The project posits that CLIs are the universal interface for both humans and AI agents due to their structured, composable, lightweight, self-describing nature, and their ability to provide deterministic and reliable results with agent-first design (e.g., structured JSON output).

Key features and architectural principles include:

  • Authentic Software Integration: CLIs generate valid project files (e.g., ODF, MLT XML, SVG) and delegate operations to real applications, ensuring full fidelity and capability without simulation or compromise.
  • Flexible Interaction Models: Each generated CLI supports both a stateful REPL mode for interactive agent sessions and a subcommand interface for scripting and automated pipelines.
  • Consistent User Experience: A unified repl_skin.py module ensures all generated CLIs share a consistent interactive experience with branded banners, styled prompts, and standardized formatting.
  • Agent-Native Design: All commands include a --json flag for structured data output, and capabilities are discoverable via standard --help flags and which commands.
  • Zero Compromise Dependencies: The framework explicitly requires the target software's backend to be present; tests will fail if dependencies are missing, guaranteeing authentic functionality.
  • Production-Grade Testing: Generated CLIs undergo multi-layered validation, including unit tests, native end-to-end tests (checking file structure), true backend end-to-end tests (invoking actual software and verifying output), and CLI subprocess tests.

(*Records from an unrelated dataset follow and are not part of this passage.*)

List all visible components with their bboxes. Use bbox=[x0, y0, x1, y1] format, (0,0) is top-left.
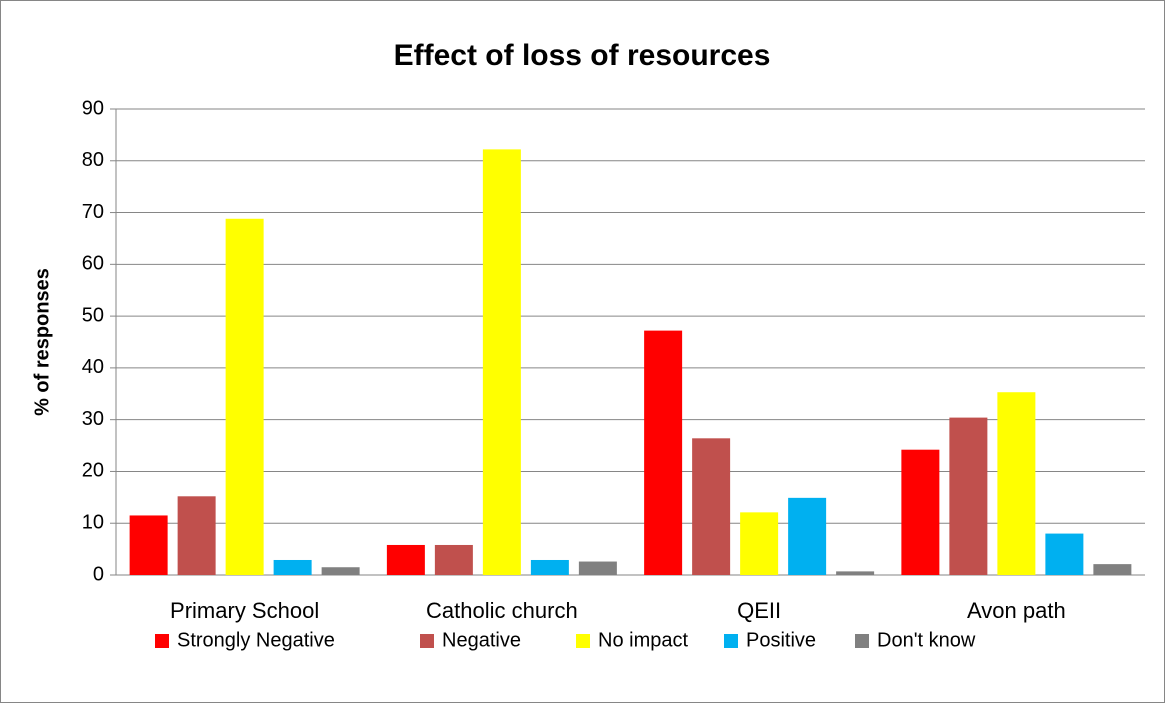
bar bbox=[177, 496, 216, 575]
y-axis-label: % of responses bbox=[31, 268, 53, 416]
legend-label: Strongly Negative bbox=[177, 629, 335, 651]
bar bbox=[1045, 533, 1084, 575]
bar bbox=[692, 438, 731, 575]
bar bbox=[644, 330, 683, 575]
y-tick-label: 20 bbox=[82, 460, 104, 482]
legend-label: No impact bbox=[598, 629, 688, 651]
bar bbox=[949, 417, 988, 575]
y-tick-label: 70 bbox=[82, 201, 104, 223]
bar bbox=[578, 561, 617, 575]
y-tick-label: 30 bbox=[82, 408, 104, 430]
bar bbox=[740, 512, 779, 575]
y-tick-label: 10 bbox=[82, 512, 104, 534]
x-tick-label: Avon path bbox=[967, 598, 1066, 623]
legend-swatch bbox=[855, 634, 869, 648]
x-tick-label: Catholic church bbox=[426, 598, 578, 623]
bar bbox=[225, 218, 264, 575]
bar bbox=[901, 449, 940, 575]
y-tick-label: 60 bbox=[82, 253, 104, 275]
y-tick-label: 80 bbox=[82, 149, 104, 171]
bar bbox=[836, 571, 875, 575]
legend-swatch bbox=[155, 634, 169, 648]
bar bbox=[788, 497, 827, 575]
x-tick-label: Primary School bbox=[170, 598, 319, 623]
bar bbox=[1093, 564, 1132, 575]
bar bbox=[129, 515, 168, 575]
y-tick-label: 40 bbox=[82, 356, 104, 378]
legend-swatch bbox=[420, 634, 434, 648]
bar bbox=[997, 392, 1036, 575]
bar bbox=[273, 559, 312, 575]
y-tick-label: 50 bbox=[82, 304, 104, 326]
y-tick-label: 0 bbox=[93, 563, 104, 585]
bar bbox=[321, 567, 360, 575]
bar bbox=[434, 544, 473, 575]
legend-label: Positive bbox=[746, 629, 816, 651]
x-tick-label: QEII bbox=[737, 598, 781, 623]
bar bbox=[530, 559, 569, 575]
y-tick-label: 90 bbox=[82, 97, 104, 119]
legend-label: Don't know bbox=[877, 629, 976, 651]
bar bbox=[386, 544, 425, 575]
legend-swatch bbox=[576, 634, 590, 648]
bar bbox=[482, 149, 521, 576]
legend-label: Negative bbox=[442, 629, 521, 651]
legend-swatch bbox=[724, 634, 738, 648]
chart-title: Effect of loss of resources bbox=[394, 39, 771, 72]
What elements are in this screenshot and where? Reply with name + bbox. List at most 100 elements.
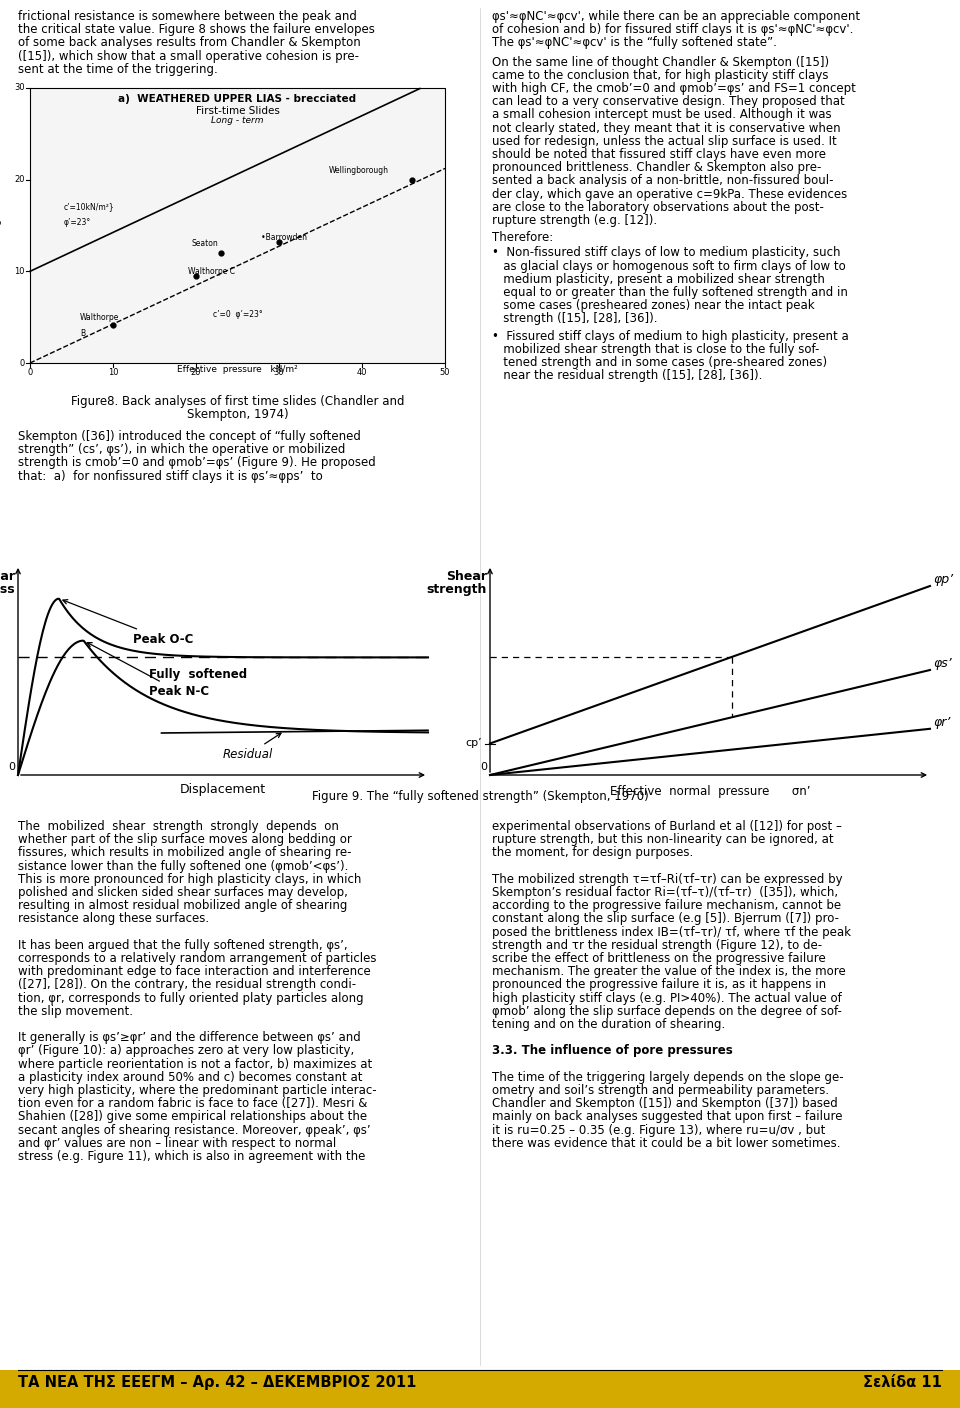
Text: •  Non-fissured stiff clays of low to medium plasticity, such: • Non-fissured stiff clays of low to med… — [492, 246, 841, 259]
Text: can lead to a very conservative design. They proposed that: can lead to a very conservative design. … — [492, 96, 845, 108]
Text: Skempton, 1974): Skempton, 1974) — [186, 408, 288, 421]
Text: of some back analyses results from Chandler & Skempton: of some back analyses results from Chand… — [18, 37, 361, 49]
Text: This is more pronounced for high plasticity clays, in which: This is more pronounced for high plastic… — [18, 873, 361, 886]
Text: medium plasticity, present a mobilized shear strength: medium plasticity, present a mobilized s… — [492, 273, 825, 286]
Text: φp’: φp’ — [933, 573, 953, 586]
Text: Walthorpe C: Walthorpe C — [188, 266, 234, 276]
Text: The  mobilized  shear  strength  strongly  depends  on: The mobilized shear strength strongly de… — [18, 819, 339, 834]
Text: 30: 30 — [14, 83, 25, 93]
Text: Residual: Residual — [223, 734, 281, 762]
Text: where particle reorientation is not a factor, b) maximizes at: where particle reorientation is not a fa… — [18, 1057, 372, 1070]
Text: some cases (presheared zones) near the intact peak: some cases (presheared zones) near the i… — [492, 300, 815, 313]
Text: stress: stress — [0, 583, 15, 596]
Text: very high plasticity, where the predominant particle interac-: very high plasticity, where the predomin… — [18, 1084, 376, 1097]
Bar — [30, 87, 445, 363]
Text: constant along the slip surface (e.g [5]). Bjerrum ([7]) pro-: constant along the slip surface (e.g [5]… — [492, 912, 839, 925]
Text: 0: 0 — [480, 762, 487, 772]
Text: Σελίδα 11: Σελίδα 11 — [863, 1376, 942, 1390]
Text: sistance lower than the fully softened one (φmob’<φs’).: sistance lower than the fully softened o… — [18, 860, 348, 873]
Text: strength and τr the residual strength (Figure 12), to de-: strength and τr the residual strength (F… — [492, 939, 822, 952]
Text: as glacial clays or homogenous soft to firm clays of low to: as glacial clays or homogenous soft to f… — [492, 259, 846, 273]
Text: •  Fissured stiff clays of medium to high plasticity, present a: • Fissured stiff clays of medium to high… — [492, 329, 849, 342]
Text: resulting in almost residual mobilized angle of shearing: resulting in almost residual mobilized a… — [18, 900, 348, 912]
Text: a)  WEATHERED UPPER LIAS - brecciated: a) WEATHERED UPPER LIAS - brecciated — [118, 94, 356, 104]
Text: mainly on back analyses suggested that upon first – failure: mainly on back analyses suggested that u… — [492, 1111, 843, 1124]
Text: First-time Slides: First-time Slides — [196, 106, 279, 115]
Text: Displacement: Displacement — [180, 783, 266, 796]
Text: Shear strength   kN/m²: Shear strength kN/m² — [0, 173, 3, 277]
Text: according to the progressive failure mechanism, cannot be: according to the progressive failure mec… — [492, 900, 841, 912]
Text: tion even for a random fabric is face to face ([27]). Mesri &: tion even for a random fabric is face to… — [18, 1097, 368, 1110]
Text: 40: 40 — [357, 367, 368, 377]
Text: 0: 0 — [8, 762, 15, 772]
Text: It generally is φs’≥φr’ and the difference between φs’ and: It generally is φs’≥φr’ and the differen… — [18, 1031, 361, 1045]
Text: 20: 20 — [191, 367, 202, 377]
Text: near the residual strength ([15], [28], [36]).: near the residual strength ([15], [28], … — [492, 369, 762, 382]
Text: should be noted that fissured stiff clays have even more: should be noted that fissured stiff clay… — [492, 148, 826, 161]
Text: experimental observations of Burland et al ([12]) for post –: experimental observations of Burland et … — [492, 819, 842, 834]
Text: and φr’ values are non – linear with respect to normal: and φr’ values are non – linear with res… — [18, 1136, 336, 1150]
Text: Effective  normal  pressure      σn’: Effective normal pressure σn’ — [610, 786, 810, 798]
Text: mechanism. The greater the value of the index is, the more: mechanism. The greater the value of the … — [492, 966, 846, 979]
Text: pronounced the progressive failure it is, as it happens in: pronounced the progressive failure it is… — [492, 979, 827, 991]
Text: whether part of the slip surface moves along bedding or: whether part of the slip surface moves a… — [18, 834, 352, 846]
Text: used for redesign, unless the actual slip surface is used. It: used for redesign, unless the actual sli… — [492, 135, 837, 148]
Text: that:  a)  for nonfissured stiff clays it is φs’≈φps’  to: that: a) for nonfissured stiff clays it … — [18, 470, 323, 483]
Text: Shahien ([28]) give some empirical relationships about the: Shahien ([28]) give some empirical relat… — [18, 1111, 367, 1124]
Text: rupture strength (e.g. [12]).: rupture strength (e.g. [12]). — [492, 214, 658, 227]
Text: 0: 0 — [20, 359, 25, 367]
Text: Skempton ([36]) introduced the concept of “fully softened: Skempton ([36]) introduced the concept o… — [18, 429, 361, 444]
Text: 20: 20 — [14, 175, 25, 184]
Text: φr’ (Figure 10): a) approaches zero at very low plasticity,: φr’ (Figure 10): a) approaches zero at v… — [18, 1045, 354, 1057]
Text: Long - term: Long - term — [211, 115, 264, 125]
Text: strength: strength — [426, 583, 487, 596]
Text: Shear: Shear — [0, 570, 15, 583]
Text: B: B — [80, 328, 84, 338]
Text: sent at the time of the triggering.: sent at the time of the triggering. — [18, 63, 218, 76]
Text: Shear: Shear — [446, 570, 487, 583]
Text: strength” (cs’, φs’), in which the operative or mobilized: strength” (cs’, φs’), in which the opera… — [18, 444, 346, 456]
Text: Seaton: Seaton — [192, 239, 219, 248]
Text: der clay, which gave an operative c=9kPa. These evidences: der clay, which gave an operative c=9kPa… — [492, 187, 848, 200]
Text: c’=10kN/m²}: c’=10kN/m²} — [63, 203, 114, 211]
Text: 10: 10 — [108, 367, 118, 377]
Text: Therefore:: Therefore: — [492, 231, 553, 244]
Text: On the same line of thought Chandler & Skempton ([15]): On the same line of thought Chandler & S… — [492, 55, 829, 69]
Text: the critical state value. Figure 8 shows the failure envelopes: the critical state value. Figure 8 shows… — [18, 23, 374, 37]
Text: tion, φr, corresponds to fully oriented platy particles along: tion, φr, corresponds to fully oriented … — [18, 991, 364, 1004]
Text: came to the conclusion that, for high plasticity stiff clays: came to the conclusion that, for high pl… — [492, 69, 828, 82]
Text: Wellingborough: Wellingborough — [328, 166, 389, 175]
Text: high plasticity stiff clays (e.g. PI>40%). The actual value of: high plasticity stiff clays (e.g. PI>40%… — [492, 991, 842, 1004]
Text: secant angles of shearing resistance. Moreover, φpeak’, φs’: secant angles of shearing resistance. Mo… — [18, 1124, 371, 1136]
Text: are close to the laboratory observations about the post-: are close to the laboratory observations… — [492, 201, 824, 214]
Text: cp’: cp’ — [466, 739, 482, 749]
Text: The φs'≈φNC'≈φcv' is the “fully softened state”.: The φs'≈φNC'≈φcv' is the “fully softened… — [492, 37, 777, 49]
Text: tening and on the duration of shearing.: tening and on the duration of shearing. — [492, 1018, 725, 1031]
Text: Effective  pressure   kN/m²: Effective pressure kN/m² — [178, 365, 298, 375]
Text: φmob’ along the slip surface depends on the degree of sof-: φmob’ along the slip surface depends on … — [492, 1005, 842, 1018]
Text: Peak N-C: Peak N-C — [87, 642, 209, 698]
Text: φ’=23°: φ’=23° — [63, 218, 90, 227]
Text: Fully  softened: Fully softened — [149, 669, 248, 681]
Text: equal to or greater than the fully softened strength and in: equal to or greater than the fully softe… — [492, 286, 848, 298]
Text: φr’: φr’ — [933, 715, 950, 729]
Text: The time of the triggering largely depends on the slope ge-: The time of the triggering largely depen… — [492, 1071, 844, 1084]
Text: with predominant edge to face interaction and interference: with predominant edge to face interactio… — [18, 966, 371, 979]
Text: Skempton’s residual factor Ri=(τf–τ)/(τf–τr)  ([35]), which,: Skempton’s residual factor Ri=(τf–τ)/(τf… — [492, 886, 838, 898]
Text: of cohesion and b) for fissured stiff clays it is φs'≈φNC'≈φcv'.: of cohesion and b) for fissured stiff cl… — [492, 23, 853, 37]
Text: Figure 9. The “fully softened strength” (Skempton, 1970): Figure 9. The “fully softened strength” … — [312, 790, 648, 803]
Text: the slip movement.: the slip movement. — [18, 1005, 133, 1018]
Text: ΤΑ ΝΕΑ ΤΗΣ ΕΕΕΓΜ – Αρ. 42 – ΔΕΚΕΜΒΡΙΟΣ 2011: ΤΑ ΝΕΑ ΤΗΣ ΕΕΕΓΜ – Αρ. 42 – ΔΕΚΕΜΒΡΙΟΣ 2… — [18, 1376, 417, 1390]
Text: ometry and soil’s strength and permeability parameters.: ometry and soil’s strength and permeabil… — [492, 1084, 829, 1097]
Text: Chandler and Skempton ([15]) and Skempton ([37]) based: Chandler and Skempton ([15]) and Skempto… — [492, 1097, 838, 1110]
Text: stress (e.g. Figure 11), which is also in agreement with the: stress (e.g. Figure 11), which is also i… — [18, 1150, 366, 1163]
Text: 30: 30 — [274, 367, 284, 377]
Text: not clearly stated, they meant that it is conservative when: not clearly stated, they meant that it i… — [492, 121, 841, 135]
Text: Walthorpe: Walthorpe — [80, 313, 119, 321]
Text: mobilized shear strength that is close to the fully sof-: mobilized shear strength that is close t… — [492, 342, 820, 356]
Text: sented a back analysis of a non-brittle, non-fissured boul-: sented a back analysis of a non-brittle,… — [492, 175, 833, 187]
Text: strength ([15], [28], [36]).: strength ([15], [28], [36]). — [492, 313, 658, 325]
Text: It has been argued that the fully softened strength, φs’,: It has been argued that the fully soften… — [18, 939, 348, 952]
Text: 10: 10 — [14, 268, 25, 276]
Text: with high CF, the cmob’=0 and φmob’=φs’ and FS=1 concept: with high CF, the cmob’=0 and φmob’=φs’ … — [492, 82, 856, 94]
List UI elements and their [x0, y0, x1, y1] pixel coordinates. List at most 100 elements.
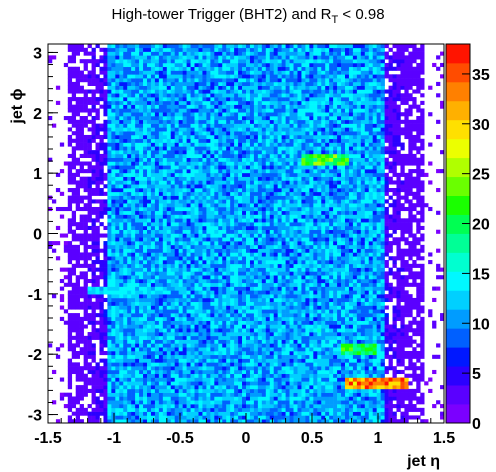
- heatmap-cell: [95, 278, 100, 284]
- heatmap-cell: [242, 131, 247, 136]
- heatmap-cell: [119, 51, 124, 56]
- heatmap-cell: [143, 354, 148, 359]
- heatmap-cell: [210, 150, 215, 155]
- heatmap-cell: [261, 59, 267, 64]
- heatmap-cell: [150, 286, 156, 291]
- heatmap-cell: [115, 116, 120, 121]
- heatmap-cell: [257, 104, 263, 109]
- heatmap-cell: [123, 271, 128, 276]
- heatmap-cell: [202, 206, 207, 212]
- heatmap-cell: [234, 316, 239, 321]
- heatmap-cell: [210, 131, 215, 136]
- heatmap-cell: [75, 248, 80, 253]
- heatmap-cell: [253, 44, 259, 49]
- heatmap-cell: [75, 260, 80, 265]
- heatmap-cell: [107, 123, 112, 128]
- heatmap-cell: [269, 407, 275, 412]
- heatmap-cell: [202, 161, 207, 166]
- heatmap-cell: [178, 218, 183, 223]
- heatmap-cell: [166, 89, 172, 94]
- heatmap-cell: [249, 385, 255, 390]
- heatmap-cell: [158, 127, 164, 132]
- heatmap-cell: [210, 377, 215, 382]
- heatmap-cell: [269, 191, 275, 196]
- heatmap-cell: [154, 119, 160, 124]
- heatmap-cell: [131, 169, 136, 174]
- heatmap-cell: [246, 70, 251, 75]
- heatmap-cell: [261, 176, 267, 181]
- heatmap-cell: [67, 404, 73, 409]
- heatmap-cell: [147, 131, 152, 136]
- heatmap-cell: [246, 157, 251, 162]
- heatmap-cell: [71, 180, 77, 185]
- heatmap-cell: [261, 85, 267, 90]
- heatmap-cell: [174, 222, 179, 227]
- heatmap-cell: [143, 267, 148, 272]
- heatmap-cell: [115, 191, 120, 196]
- heatmap-cell: [178, 305, 183, 310]
- heatmap-cell: [150, 362, 156, 367]
- heatmap-cell: [198, 142, 203, 147]
- heatmap-cell: [111, 415, 116, 420]
- heatmap-cell: [158, 354, 164, 359]
- heatmap-cell: [261, 172, 267, 177]
- heatmap-cell: [246, 142, 251, 147]
- heatmap-cell: [246, 309, 251, 314]
- heatmap-cell: [257, 78, 263, 83]
- heatmap-cell: [99, 347, 104, 352]
- heatmap-cell: [79, 286, 84, 291]
- heatmap-cell: [230, 241, 235, 246]
- heatmap-cell: [111, 252, 116, 257]
- heatmap-cell: [210, 47, 215, 52]
- heatmap-cell: [67, 142, 73, 147]
- heatmap-cell: [202, 172, 207, 177]
- heatmap-cell: [206, 134, 211, 140]
- heatmap-cell: [226, 278, 231, 284]
- heatmap-cell: [238, 267, 243, 272]
- heatmap-cell: [158, 157, 164, 162]
- heatmap-cell: [265, 112, 271, 117]
- heatmap-cell: [99, 248, 104, 253]
- heatmap-cell: [83, 142, 88, 147]
- heatmap-cell: [246, 419, 251, 424]
- heatmap-cell: [230, 66, 235, 71]
- heatmap-cell: [182, 233, 187, 238]
- heatmap-cell: [87, 210, 92, 215]
- heatmap-cell: [107, 51, 112, 56]
- heatmap-cell: [198, 74, 203, 79]
- heatmap-cell: [103, 176, 108, 181]
- heatmap-cell: [198, 176, 203, 181]
- heatmap-cell: [131, 305, 136, 310]
- heatmap-cell: [222, 81, 227, 86]
- heatmap-cell: [87, 180, 92, 185]
- heatmap-cell: [234, 100, 239, 105]
- heatmap-cell: [95, 176, 100, 181]
- heatmap-cell: [230, 199, 235, 204]
- heatmap-cell: [170, 150, 176, 155]
- heatmap-cell: [166, 161, 172, 166]
- heatmap-cell: [194, 271, 199, 276]
- heatmap-cell: [190, 316, 195, 321]
- heatmap-cell: [127, 260, 132, 265]
- heatmap-cell: [158, 89, 164, 94]
- heatmap-cell: [111, 104, 116, 109]
- heatmap-cell: [127, 377, 132, 382]
- heatmap-cell: [103, 362, 108, 367]
- heatmap-cell: [178, 385, 183, 390]
- heatmap-cell: [265, 248, 271, 253]
- heatmap-cell: [186, 206, 191, 212]
- heatmap-cell: [190, 407, 195, 412]
- heatmap-cell: [202, 411, 207, 416]
- heatmap-cell: [246, 294, 251, 299]
- heatmap-cell: [95, 335, 100, 340]
- heatmap-cell: [147, 396, 152, 401]
- heatmap-cell: [257, 172, 263, 177]
- heatmap-cell: [202, 271, 207, 276]
- heatmap-cell: [226, 252, 231, 257]
- heatmap-cell: [202, 328, 207, 333]
- heatmap-cell: [107, 85, 112, 90]
- heatmap-cell: [246, 206, 251, 212]
- heatmap-cell: [249, 339, 255, 344]
- heatmap-cell: [261, 55, 267, 60]
- heatmap-cell: [214, 271, 219, 276]
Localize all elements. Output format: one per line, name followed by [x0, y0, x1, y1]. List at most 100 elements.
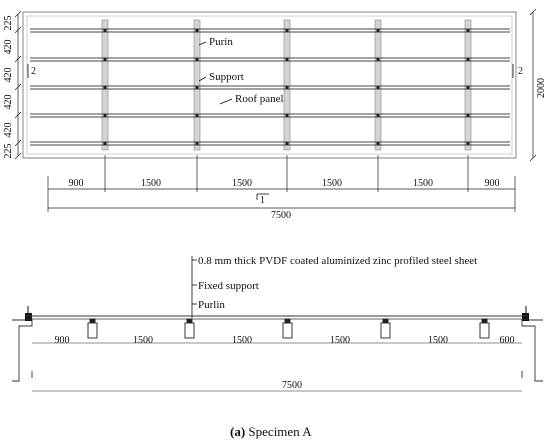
section-seg-4: 1500 — [428, 335, 448, 346]
figure-caption: (a) Specimen A — [230, 424, 312, 439]
bottom-seg-3: 1500 — [322, 178, 342, 189]
purlin-label: Purin — [209, 36, 233, 48]
purlin-bar — [101, 19, 109, 151]
purlin-section — [479, 322, 490, 339]
right-wall — [521, 319, 543, 382]
plan-outer-frame — [22, 11, 517, 159]
left-end-block — [25, 313, 32, 321]
section-mark-bottom-label: 1 — [260, 195, 265, 206]
plan-inner-frame — [26, 15, 513, 155]
tick — [14, 152, 22, 160]
support-dot — [285, 113, 289, 118]
left-dim-5: 225 — [3, 144, 14, 159]
section-mark-right-label: 2 — [518, 66, 523, 77]
support-label: Support — [209, 71, 244, 83]
support-dot — [285, 57, 289, 62]
right-dimension — [529, 8, 537, 162]
section-mark-left-label: 2 — [31, 66, 36, 77]
section-purlin — [282, 318, 293, 339]
section-total: 7500 — [282, 380, 302, 391]
purlin-section — [282, 322, 293, 339]
roof-panel-lines — [30, 28, 510, 146]
support-dot — [376, 85, 380, 90]
tick — [14, 83, 22, 91]
tick — [14, 55, 22, 63]
left-wall — [12, 319, 33, 382]
support-dot — [466, 85, 470, 90]
left-dimension-chain — [14, 10, 22, 160]
left-dim-3: 420 — [3, 95, 14, 110]
purlin-bar — [283, 19, 291, 151]
bottom-seg-5: 900 — [485, 178, 500, 189]
support-dot — [466, 141, 470, 146]
purlin-bar — [193, 19, 201, 151]
support-dot — [376, 113, 380, 118]
section-mark-bottom: 1 — [256, 193, 269, 206]
section-purlin — [479, 318, 490, 339]
section-seg-1: 1500 — [133, 335, 153, 346]
support-clip — [186, 318, 193, 324]
right-dim-label: 2000 — [536, 78, 547, 98]
section-mark-right: 2 — [512, 64, 523, 78]
tick — [14, 139, 22, 147]
purlin-section — [87, 322, 98, 339]
bottom-seg-4: 1500 — [413, 178, 433, 189]
left-dim-4: 420 — [3, 123, 14, 138]
support-dot — [103, 28, 107, 33]
bottom-total: 7500 — [271, 210, 291, 221]
section-purlin — [184, 318, 195, 339]
support-dot — [376, 28, 380, 33]
right-end-block — [522, 313, 529, 321]
purlin-bar — [374, 19, 382, 151]
fixed-support-label: Fixed support — [198, 280, 259, 292]
section-seg-0: 900 — [55, 335, 70, 346]
wall-outline — [12, 319, 33, 382]
section-seg-5: 600 — [500, 335, 515, 346]
purlin-bars — [101, 19, 472, 151]
bottom-dimension-chain — [47, 155, 516, 212]
tick — [14, 26, 22, 34]
support-dot — [103, 113, 107, 118]
support-dot — [376, 57, 380, 62]
support-dot — [285, 85, 289, 90]
support-clip — [481, 318, 488, 324]
wall-outline — [521, 319, 543, 382]
section-mark-left: 2 — [27, 64, 36, 78]
purlin-bar — [464, 19, 472, 151]
plan-callouts — [198, 41, 233, 105]
sheet-label: 0.8 mm thick PVDF coated aluminized zinc… — [198, 255, 477, 267]
tick — [529, 154, 537, 162]
bottom-seg-1: 1500 — [141, 178, 161, 189]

A total of 1,917 tests across 19 applications have demonstrated a 100% pass rate.
  • SKILL.md Generation: Each installed CLI includes a SKILL.md file within its Python package (cli_anything/<software>/skills/SKILL.md). This YAML-formatted skill definition, auto-generated from Click decorators and package metadata, provides agents with a name, description, command groups, usage examples, and guidance for programmatic use, enabling autonomous skill discovery by agents (e.g., Claude Code, OpenClaw).

CLI-Anything also introduces the CLI-Hub, a central registry (registry.json) for community-built CLIs. It features a meta-skill (cli-hub-meta-skill) that allows AI agents to autonomously discover and install CLIs from the hub via a single pip install command, reading a live catalog at https://hkuds.github.io/CLI-Anything/SKILL.txt.

The project supports integration with various AI coding agents like Claude Code, OpenCode, Goose, Qodercli, OpenClaw, Codex, and GitHub Copilot CLI, with plans for more. It is applicable to diverse software domains, including GitHub repositories, AI/ML platforms, data & analytics tools, development tools, creative & media applications, scientific computing, enterprise & office suites, communication & collaboration platforms, diagramming tools, network & infrastructure management, graphics debugging, and AI content generation.